La pluralidad de aristas y posibilidades de lecturas que tiene esta publicación son infinitas. En aras de cumplir sus objetivos supremos, Martí incorpora todos los recursos posibles y da muestras de una madurez sin precedentes en el quehacer publicístico, asentada en años de fundación de órganos de prensa —pasión permanente en él—, y de sortear, a fuerza de habilidad, obstáculos de todo tipo:   carencias económicas, incomprensiones, persecuciones, y hasta censura de la dirección de los diarios para los cuales escribía, como le sucedió más de una vez. Si entonces adecuó su modo de decir, sobre todo en las Escenas norteamericanas, para alertar y comunicar la verdad sin espantar a unos lectores admiradores del Norte en demasía, ahora es mucho más directo, pues no tiene otras presiones que eludir: está escribiendo en su propio rotativo, y tiene el respaldo de sus conciudadanos y el liderazgo indiscutible que ha ido ganando con su entrega a la causa independentista.

“La pluralidad de aristas y posibilidades de lecturas que tiene esta publicación son infinitas”.

Lo anterior le permite escribir de los hechos y héroes de la Guerra de los Diez Años con devoción y gratitud, pues se siente continuador y heredero de esa tradición libertaria. Esa admiración y ese amor a los que protagonizaron la gesta se expresan de las maneras más diversas: desde las hazañas del soldado anónimo, como el teniente Crespo, hasta figuras reconocidas, entre ellas Céspedes, Agramonte y Maceo, perfiles magníficos que revelan su faceta de narrador y de biógrafo. Es frecuente hablar de la resistencia cotidiana de los que en el entorno hostil de la emigración esperaban el momento oportuno para volver a la manigua y levantar con su trabajo y generosidad los fondos necesarios para sostener la logística de la nueva contienda. Esto era algo que venía haciendo desde muchos años atrás. Piénsese en textos como “Lectura en Steck Hall”, del 24 de enero de 1880, o “Vindicación de Cuba”, del 25 de marzo de 1889, entre otros.

“Otra arista de Patria que apenas ha sido advertida es la del campeo en sus páginas del humor y la ironía”.
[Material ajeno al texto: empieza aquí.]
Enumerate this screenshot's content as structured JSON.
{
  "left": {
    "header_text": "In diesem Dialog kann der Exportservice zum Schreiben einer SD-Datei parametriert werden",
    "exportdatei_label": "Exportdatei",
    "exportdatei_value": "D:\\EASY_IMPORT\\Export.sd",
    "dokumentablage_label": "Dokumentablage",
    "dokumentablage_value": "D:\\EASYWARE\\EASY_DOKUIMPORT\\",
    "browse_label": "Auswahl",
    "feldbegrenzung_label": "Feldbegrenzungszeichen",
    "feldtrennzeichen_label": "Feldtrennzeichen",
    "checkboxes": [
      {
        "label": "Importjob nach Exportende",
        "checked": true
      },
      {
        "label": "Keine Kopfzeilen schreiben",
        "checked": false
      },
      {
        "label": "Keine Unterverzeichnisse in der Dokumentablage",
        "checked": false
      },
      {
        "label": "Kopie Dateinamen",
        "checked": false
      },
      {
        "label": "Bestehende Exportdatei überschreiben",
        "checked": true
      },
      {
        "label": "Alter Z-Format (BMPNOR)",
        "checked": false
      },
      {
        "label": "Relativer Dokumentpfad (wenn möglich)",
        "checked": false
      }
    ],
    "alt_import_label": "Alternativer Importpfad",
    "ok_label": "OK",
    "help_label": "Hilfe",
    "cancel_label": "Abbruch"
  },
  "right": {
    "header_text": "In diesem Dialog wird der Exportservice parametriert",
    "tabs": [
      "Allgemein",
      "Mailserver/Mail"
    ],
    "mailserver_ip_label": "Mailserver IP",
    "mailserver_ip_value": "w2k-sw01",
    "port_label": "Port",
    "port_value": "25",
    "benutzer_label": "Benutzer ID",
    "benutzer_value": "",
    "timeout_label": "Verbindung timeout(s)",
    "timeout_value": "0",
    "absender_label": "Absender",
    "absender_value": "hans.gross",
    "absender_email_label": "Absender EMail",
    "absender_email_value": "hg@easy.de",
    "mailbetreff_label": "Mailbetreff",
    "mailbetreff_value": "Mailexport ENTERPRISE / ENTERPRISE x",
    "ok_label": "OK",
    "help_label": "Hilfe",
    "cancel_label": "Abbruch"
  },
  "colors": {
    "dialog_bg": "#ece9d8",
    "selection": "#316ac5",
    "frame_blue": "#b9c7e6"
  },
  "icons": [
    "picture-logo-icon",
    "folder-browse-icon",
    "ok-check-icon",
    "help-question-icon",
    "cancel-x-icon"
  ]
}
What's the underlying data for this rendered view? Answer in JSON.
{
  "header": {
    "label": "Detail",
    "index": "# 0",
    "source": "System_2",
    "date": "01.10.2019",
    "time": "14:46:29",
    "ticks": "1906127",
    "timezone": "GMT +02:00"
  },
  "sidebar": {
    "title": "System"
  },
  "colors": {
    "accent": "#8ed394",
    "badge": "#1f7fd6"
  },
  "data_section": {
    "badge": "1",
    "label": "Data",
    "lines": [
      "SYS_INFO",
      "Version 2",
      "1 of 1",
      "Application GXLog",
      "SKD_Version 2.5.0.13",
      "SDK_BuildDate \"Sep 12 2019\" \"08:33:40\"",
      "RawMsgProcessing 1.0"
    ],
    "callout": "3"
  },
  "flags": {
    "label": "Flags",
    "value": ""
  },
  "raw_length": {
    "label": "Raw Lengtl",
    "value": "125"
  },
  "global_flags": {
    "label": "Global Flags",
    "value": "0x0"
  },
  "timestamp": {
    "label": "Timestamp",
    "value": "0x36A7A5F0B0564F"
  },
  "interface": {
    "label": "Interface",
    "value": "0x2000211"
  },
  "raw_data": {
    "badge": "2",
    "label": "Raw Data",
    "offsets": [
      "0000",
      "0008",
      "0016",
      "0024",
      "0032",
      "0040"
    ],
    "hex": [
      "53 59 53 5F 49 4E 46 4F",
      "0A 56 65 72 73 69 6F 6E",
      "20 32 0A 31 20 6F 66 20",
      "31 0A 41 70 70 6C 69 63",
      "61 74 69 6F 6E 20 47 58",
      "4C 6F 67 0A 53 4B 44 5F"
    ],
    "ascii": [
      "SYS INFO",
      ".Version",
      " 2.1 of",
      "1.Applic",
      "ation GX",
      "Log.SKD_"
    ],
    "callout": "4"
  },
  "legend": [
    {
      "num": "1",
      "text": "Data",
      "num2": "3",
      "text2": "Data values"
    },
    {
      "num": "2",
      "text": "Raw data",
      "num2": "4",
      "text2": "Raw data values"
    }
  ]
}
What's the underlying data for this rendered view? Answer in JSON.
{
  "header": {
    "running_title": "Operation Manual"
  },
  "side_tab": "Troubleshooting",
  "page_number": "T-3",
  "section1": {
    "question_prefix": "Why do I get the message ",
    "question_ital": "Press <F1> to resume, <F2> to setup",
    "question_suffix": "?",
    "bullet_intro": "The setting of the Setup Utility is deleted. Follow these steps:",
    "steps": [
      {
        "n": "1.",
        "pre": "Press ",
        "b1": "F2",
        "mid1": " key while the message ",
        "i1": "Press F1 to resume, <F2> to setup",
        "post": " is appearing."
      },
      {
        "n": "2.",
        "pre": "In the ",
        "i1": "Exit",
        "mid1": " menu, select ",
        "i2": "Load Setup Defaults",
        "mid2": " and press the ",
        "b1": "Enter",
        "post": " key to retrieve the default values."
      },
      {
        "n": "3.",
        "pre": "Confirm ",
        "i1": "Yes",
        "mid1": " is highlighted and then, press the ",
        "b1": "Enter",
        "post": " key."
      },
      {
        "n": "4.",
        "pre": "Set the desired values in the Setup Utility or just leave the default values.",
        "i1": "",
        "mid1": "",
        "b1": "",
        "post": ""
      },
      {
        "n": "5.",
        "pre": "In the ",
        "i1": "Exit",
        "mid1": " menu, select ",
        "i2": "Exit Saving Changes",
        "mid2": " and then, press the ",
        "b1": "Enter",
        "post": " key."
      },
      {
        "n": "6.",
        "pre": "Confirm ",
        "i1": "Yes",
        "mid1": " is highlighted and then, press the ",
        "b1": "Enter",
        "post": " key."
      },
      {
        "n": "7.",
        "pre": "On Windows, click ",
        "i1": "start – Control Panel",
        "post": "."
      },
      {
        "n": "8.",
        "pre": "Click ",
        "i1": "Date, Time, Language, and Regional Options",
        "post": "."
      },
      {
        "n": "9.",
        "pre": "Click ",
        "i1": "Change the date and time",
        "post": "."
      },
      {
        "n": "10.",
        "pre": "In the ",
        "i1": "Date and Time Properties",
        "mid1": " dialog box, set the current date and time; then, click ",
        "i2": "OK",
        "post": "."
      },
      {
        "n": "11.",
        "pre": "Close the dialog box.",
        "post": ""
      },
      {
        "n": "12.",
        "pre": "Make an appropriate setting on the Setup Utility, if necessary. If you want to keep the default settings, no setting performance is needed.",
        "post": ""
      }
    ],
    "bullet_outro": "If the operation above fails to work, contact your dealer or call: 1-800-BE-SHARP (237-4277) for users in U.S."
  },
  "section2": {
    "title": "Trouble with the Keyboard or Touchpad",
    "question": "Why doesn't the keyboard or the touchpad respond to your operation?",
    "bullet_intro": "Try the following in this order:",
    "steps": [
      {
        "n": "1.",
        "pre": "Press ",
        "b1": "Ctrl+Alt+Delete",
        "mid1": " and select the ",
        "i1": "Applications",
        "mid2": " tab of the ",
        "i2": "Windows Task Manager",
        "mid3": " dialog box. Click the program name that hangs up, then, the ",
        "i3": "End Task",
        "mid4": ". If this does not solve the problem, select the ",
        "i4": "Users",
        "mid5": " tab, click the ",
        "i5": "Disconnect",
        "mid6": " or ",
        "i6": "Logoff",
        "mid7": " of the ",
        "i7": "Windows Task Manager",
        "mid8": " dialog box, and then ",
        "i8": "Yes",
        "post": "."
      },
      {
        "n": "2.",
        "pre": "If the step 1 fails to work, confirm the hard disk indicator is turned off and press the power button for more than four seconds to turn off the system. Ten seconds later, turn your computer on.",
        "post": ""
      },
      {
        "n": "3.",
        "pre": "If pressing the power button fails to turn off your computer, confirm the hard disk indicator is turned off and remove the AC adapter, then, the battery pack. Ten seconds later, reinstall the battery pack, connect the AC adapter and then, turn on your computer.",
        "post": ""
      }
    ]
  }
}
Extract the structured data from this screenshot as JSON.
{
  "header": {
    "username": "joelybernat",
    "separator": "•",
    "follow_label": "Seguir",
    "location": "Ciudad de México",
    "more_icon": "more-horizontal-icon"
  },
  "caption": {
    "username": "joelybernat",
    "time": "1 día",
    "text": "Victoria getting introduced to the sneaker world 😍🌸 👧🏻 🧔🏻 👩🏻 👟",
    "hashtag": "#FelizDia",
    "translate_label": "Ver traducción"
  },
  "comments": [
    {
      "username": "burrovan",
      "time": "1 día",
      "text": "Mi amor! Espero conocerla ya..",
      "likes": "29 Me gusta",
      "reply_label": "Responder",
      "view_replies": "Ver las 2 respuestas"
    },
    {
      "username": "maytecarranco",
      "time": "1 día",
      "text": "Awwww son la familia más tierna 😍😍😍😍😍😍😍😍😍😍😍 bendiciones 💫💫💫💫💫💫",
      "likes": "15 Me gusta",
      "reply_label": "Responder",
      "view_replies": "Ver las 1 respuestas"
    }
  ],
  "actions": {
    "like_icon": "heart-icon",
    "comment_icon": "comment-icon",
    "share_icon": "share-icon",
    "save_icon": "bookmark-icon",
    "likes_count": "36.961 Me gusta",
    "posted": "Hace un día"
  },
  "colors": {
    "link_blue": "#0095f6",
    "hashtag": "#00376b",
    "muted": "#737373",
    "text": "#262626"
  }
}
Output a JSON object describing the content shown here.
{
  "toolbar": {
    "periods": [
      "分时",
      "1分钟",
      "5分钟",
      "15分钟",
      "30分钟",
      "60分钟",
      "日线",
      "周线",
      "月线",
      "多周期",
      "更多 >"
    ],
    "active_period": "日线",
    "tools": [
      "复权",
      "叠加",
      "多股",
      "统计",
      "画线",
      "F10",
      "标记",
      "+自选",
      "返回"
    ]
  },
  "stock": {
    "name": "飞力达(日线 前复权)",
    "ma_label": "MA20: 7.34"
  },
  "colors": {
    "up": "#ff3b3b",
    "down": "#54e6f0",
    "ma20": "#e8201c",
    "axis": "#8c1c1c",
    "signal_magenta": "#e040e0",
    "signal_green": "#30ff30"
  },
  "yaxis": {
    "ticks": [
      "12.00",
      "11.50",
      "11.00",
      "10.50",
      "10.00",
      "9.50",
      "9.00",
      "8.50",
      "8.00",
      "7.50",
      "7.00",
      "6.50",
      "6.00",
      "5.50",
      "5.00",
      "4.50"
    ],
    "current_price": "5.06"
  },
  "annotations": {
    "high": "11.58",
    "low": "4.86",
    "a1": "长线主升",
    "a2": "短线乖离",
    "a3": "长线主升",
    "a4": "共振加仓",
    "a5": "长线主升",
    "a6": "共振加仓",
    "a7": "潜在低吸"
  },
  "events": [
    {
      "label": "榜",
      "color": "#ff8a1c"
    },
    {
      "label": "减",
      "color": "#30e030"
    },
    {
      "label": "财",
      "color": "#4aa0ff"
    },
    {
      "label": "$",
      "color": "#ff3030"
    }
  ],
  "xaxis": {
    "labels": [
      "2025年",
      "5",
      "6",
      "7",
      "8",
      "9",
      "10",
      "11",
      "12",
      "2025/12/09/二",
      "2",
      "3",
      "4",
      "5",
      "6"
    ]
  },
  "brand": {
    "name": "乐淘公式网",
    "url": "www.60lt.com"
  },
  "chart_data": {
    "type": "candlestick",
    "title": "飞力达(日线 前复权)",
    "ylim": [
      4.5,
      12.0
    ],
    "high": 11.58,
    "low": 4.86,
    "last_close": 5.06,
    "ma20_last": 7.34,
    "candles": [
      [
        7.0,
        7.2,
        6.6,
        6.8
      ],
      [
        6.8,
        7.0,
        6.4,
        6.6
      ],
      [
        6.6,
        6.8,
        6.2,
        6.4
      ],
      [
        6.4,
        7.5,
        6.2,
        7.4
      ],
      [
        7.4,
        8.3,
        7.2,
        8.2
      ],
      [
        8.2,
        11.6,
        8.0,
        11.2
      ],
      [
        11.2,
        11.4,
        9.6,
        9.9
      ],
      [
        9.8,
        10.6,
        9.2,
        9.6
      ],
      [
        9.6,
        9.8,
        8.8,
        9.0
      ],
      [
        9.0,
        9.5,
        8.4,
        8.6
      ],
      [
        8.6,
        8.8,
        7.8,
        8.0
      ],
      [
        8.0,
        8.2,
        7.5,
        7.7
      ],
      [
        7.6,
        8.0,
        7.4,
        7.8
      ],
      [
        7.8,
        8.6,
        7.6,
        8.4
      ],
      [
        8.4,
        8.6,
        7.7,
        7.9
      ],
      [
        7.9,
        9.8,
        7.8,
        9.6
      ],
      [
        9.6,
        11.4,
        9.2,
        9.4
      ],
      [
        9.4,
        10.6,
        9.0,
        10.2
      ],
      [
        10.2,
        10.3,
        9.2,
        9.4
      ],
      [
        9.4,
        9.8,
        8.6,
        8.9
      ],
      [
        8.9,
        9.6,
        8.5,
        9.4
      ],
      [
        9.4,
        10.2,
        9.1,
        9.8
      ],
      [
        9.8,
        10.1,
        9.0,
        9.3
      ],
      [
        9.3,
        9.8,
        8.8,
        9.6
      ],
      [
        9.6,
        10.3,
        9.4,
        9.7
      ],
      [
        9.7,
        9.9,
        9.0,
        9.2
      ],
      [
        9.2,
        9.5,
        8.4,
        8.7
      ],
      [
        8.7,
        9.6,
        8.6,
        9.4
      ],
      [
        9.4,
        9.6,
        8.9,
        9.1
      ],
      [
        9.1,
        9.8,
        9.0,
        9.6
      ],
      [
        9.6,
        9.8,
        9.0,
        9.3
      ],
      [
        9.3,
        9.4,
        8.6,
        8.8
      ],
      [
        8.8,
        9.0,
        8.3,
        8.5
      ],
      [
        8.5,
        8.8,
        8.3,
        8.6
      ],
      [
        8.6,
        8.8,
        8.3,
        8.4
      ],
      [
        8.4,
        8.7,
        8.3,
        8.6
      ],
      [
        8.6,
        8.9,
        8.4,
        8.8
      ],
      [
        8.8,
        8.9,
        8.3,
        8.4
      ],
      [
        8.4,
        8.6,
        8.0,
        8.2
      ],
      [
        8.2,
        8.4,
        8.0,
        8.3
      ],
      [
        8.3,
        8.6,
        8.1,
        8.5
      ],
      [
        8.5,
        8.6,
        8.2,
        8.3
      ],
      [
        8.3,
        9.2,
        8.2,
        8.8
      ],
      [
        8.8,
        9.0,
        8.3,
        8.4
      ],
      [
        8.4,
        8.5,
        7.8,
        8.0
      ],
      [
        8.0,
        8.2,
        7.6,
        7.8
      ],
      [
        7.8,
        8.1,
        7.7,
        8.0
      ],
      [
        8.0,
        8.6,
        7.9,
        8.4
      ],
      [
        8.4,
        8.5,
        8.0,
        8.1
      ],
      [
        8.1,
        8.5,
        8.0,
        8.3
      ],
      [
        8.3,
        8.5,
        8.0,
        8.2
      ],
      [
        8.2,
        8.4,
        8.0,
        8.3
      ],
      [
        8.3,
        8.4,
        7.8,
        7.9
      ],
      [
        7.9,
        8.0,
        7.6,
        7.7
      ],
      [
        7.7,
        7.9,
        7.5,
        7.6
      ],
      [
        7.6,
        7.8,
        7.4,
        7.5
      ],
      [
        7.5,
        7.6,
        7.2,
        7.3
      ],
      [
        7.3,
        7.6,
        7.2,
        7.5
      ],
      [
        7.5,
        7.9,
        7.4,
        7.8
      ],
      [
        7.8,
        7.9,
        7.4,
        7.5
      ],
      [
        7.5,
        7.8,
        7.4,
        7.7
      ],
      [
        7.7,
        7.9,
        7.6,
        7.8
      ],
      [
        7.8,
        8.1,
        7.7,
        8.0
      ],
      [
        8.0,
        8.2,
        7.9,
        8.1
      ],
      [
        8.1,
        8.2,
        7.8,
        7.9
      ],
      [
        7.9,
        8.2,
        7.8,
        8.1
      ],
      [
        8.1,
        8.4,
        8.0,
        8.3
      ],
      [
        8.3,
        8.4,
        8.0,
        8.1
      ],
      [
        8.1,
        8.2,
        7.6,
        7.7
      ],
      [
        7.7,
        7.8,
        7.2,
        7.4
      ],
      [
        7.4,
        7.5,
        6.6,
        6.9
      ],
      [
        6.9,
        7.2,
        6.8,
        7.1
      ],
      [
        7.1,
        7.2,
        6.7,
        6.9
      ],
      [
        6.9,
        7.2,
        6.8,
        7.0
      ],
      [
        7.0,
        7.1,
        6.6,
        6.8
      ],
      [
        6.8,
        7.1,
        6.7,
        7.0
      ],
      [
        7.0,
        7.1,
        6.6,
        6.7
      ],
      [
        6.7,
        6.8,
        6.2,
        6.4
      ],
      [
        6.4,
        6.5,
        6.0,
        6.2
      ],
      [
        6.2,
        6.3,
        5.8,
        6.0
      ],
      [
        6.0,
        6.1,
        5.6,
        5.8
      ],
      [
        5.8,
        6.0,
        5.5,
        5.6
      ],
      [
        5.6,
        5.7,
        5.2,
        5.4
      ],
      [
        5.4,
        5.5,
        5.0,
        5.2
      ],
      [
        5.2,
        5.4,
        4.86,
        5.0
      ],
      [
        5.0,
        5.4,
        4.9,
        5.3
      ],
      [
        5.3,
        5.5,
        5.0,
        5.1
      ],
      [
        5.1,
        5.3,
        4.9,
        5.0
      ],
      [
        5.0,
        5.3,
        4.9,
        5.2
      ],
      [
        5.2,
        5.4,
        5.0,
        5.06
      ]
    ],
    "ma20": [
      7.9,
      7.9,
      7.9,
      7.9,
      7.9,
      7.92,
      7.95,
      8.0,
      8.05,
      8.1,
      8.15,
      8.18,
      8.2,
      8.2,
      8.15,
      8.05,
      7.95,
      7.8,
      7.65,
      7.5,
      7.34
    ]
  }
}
No descuida Martí la labor de prevención sobre aquellos rasgos del vecino norteño que no deben ser imitados, y por eso crea, a partir de la publicación de su artículo “La verdad sobre los Estados Unidos”, una sección que se llamó “Apuntes sobre los Estados Unidos”, a partir del no. 105, del 31 de marzo de 1894.[2] Es este un asunto que, por su importancia y por lo poco estudiado que ha sido, merece un examen aparte con el debido detenimiento, pues en la misma se publicaban noticias traducidas directamente de la prensa estadounidense, que aludían a hechos violentos o a contradicciones internas que desdecían en mucho el país idílico que se estaba erigiendo en el imaginario continental como una especie de tierra prometida.

Otra arista de Patria que apenas ha sido advertida es la del campeo en sus páginas del humor y la ironía. La profesora e investigadora cubana Marlen A. Domínguez Hernández, en un artículo titulado “‘Amar y reír’: la poesía de la guerra”, ha examinado el asunto. En él revela el lado risible, simpático, de hechos y anécdotas referidos por Martí en su prólogo a Los poetas de la guerra,que en la realidad de la contienda tuvieron un carácter peligroso, como corresponde al campo de batalla. La estudiosa ha referido que “allí se ve una característica con que ha sido descrito el ser cubano: la capacidad de reír en cualquier momento, e incluso de sí mismo, y de usar el humor como arma”.[3]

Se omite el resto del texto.